El ministro del interior fue requerido por los periodistas; muy alborotados ellos. Entonces explicó que están legalmente autorizadas, pero que no hay orden al respecto. En dos palabras: están prohibidas. Su uso está legalizado desde la  ley de procedimiento policial que propició el progresismo en 2008, pero no hubo ninguna orden en el sentido de implementar su uso, razón por la cual están prohibidas (igual que los lanzallamas, los lanzamisiles atómicos de bolsillo y todo lo que no ha sido expresamente autorizado por el ministerio) en tanto implementos de uso policial.

Ahora bien, el equipamiento neutralizante no letal de referencia recibió su bautismo de bienvenida a la vida institucional con la llegada del progresismo al poder. Puede esa corriente política reclamar para sí el privilegio de la iniciativa, pero no fue la única en votarlo. “Estoy absorto -ironizó Mujica, presidente de la Asamblea General en esta escena en que se cuentan los votos.- 112 en 112.”, unanimidad.
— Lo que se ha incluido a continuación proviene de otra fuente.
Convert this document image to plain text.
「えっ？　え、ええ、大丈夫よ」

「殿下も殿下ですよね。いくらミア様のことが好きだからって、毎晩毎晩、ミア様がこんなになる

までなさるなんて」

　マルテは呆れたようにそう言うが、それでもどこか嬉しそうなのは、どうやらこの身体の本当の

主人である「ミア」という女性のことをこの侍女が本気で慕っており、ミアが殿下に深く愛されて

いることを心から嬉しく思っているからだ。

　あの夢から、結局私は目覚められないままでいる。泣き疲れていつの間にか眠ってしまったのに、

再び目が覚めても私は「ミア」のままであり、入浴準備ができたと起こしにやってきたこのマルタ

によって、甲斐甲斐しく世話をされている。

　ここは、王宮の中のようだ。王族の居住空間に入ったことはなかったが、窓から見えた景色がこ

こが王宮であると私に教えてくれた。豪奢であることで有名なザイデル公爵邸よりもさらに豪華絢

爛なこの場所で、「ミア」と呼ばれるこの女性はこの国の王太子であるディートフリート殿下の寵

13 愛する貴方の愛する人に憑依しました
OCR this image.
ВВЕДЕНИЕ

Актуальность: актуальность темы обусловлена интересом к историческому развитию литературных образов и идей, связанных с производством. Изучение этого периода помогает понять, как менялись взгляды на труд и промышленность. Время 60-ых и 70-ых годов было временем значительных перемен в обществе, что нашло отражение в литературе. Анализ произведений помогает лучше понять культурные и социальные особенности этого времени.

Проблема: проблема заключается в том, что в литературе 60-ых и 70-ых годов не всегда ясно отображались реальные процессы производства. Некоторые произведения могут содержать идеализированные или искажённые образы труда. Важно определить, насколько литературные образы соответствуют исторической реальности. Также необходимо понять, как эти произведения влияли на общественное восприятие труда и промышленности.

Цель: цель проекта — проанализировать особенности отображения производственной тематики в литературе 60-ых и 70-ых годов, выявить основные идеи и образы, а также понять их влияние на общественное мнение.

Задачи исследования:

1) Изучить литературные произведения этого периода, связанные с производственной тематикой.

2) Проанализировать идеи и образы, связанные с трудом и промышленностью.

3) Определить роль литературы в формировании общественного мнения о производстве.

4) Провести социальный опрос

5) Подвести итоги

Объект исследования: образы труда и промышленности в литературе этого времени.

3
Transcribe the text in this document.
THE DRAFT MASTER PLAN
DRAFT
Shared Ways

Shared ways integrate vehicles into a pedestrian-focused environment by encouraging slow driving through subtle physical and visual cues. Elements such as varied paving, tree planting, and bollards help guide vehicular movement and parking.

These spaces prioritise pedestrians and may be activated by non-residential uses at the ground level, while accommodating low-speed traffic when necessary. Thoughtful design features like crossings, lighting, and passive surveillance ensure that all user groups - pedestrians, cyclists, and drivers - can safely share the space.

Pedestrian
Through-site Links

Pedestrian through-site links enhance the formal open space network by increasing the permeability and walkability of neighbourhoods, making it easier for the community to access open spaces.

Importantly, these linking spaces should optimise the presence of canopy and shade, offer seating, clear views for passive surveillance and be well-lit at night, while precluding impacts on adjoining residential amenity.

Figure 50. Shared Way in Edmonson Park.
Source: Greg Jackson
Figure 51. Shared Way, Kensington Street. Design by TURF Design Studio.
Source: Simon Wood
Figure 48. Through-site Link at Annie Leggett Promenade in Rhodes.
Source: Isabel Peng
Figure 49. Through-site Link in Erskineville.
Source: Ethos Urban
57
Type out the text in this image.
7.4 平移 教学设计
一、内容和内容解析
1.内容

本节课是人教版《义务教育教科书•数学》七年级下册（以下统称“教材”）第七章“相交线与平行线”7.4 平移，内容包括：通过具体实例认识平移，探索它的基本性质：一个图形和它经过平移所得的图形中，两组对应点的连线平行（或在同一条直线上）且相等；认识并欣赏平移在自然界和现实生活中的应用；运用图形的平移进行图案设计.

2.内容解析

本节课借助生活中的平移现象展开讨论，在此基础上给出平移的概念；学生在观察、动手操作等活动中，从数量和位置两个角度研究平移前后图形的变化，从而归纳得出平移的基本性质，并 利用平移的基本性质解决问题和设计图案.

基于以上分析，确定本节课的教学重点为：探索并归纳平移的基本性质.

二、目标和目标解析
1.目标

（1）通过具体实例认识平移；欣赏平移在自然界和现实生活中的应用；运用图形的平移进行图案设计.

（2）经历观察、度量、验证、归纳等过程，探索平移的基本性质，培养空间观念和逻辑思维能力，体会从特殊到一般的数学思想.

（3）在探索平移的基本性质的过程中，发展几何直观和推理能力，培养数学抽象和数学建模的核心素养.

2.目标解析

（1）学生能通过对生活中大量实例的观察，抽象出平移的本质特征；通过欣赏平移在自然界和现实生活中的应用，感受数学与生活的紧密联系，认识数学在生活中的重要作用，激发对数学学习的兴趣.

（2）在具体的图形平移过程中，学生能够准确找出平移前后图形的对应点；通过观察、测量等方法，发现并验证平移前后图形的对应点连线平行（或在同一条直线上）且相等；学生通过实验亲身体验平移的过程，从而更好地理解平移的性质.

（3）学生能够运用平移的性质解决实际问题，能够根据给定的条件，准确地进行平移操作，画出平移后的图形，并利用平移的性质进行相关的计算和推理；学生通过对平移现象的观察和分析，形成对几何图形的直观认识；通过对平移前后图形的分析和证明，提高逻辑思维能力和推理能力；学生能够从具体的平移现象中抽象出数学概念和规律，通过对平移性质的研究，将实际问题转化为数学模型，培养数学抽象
Voto verde, caducidad, picana; la dictadura latiendo, en fin, fuera del tiempo: negocio redondo para la teología progresista. El encuadre mítico es imprescindible para fundamentar y justificar la acción política. Aún así, es difícil que suene verosímil y no denuncie apolillado sesentismo el llamado programático de la progresía “a enfrentar desde la Intendencia de Montevideo los embates del programa restaurador de privilegios de un gobierno nacional de derecha”, cuando lo que está pasando en las páginas de la realidad es que sus candidatos (en número trinitario que hace palidecer aquellas listas de único postulante de la edad dorada y los discursos principistas de entonces), ni separados ni juntos tienen la honestidad cívica de aceptar un debate con Laura Raffo; todo es cálculo y tilinguearía electoral, salvo en la letra. Honestidad cívica, sí; se trata de eso. Aunque, mejor, exhortar a combatir, derecha, reaccionario, resistencia, asesinos, impunidad, etc. Miedo y esperanza, y miedo.

La dictadura está ahí, cuarenta y cinco años atrás de lo que tendremos delante. 

No puede morir la dictadura, porque en su entraña se gesta la épica de la resistencia y sobre la épica de la resistencia construye la izquierda su identidad sensible, su razón de ser, su justificación ética, su misión salvífica y todo lo demás, incluida la curatela de nuestros vuelos de colibrí bajo la sombra aquella.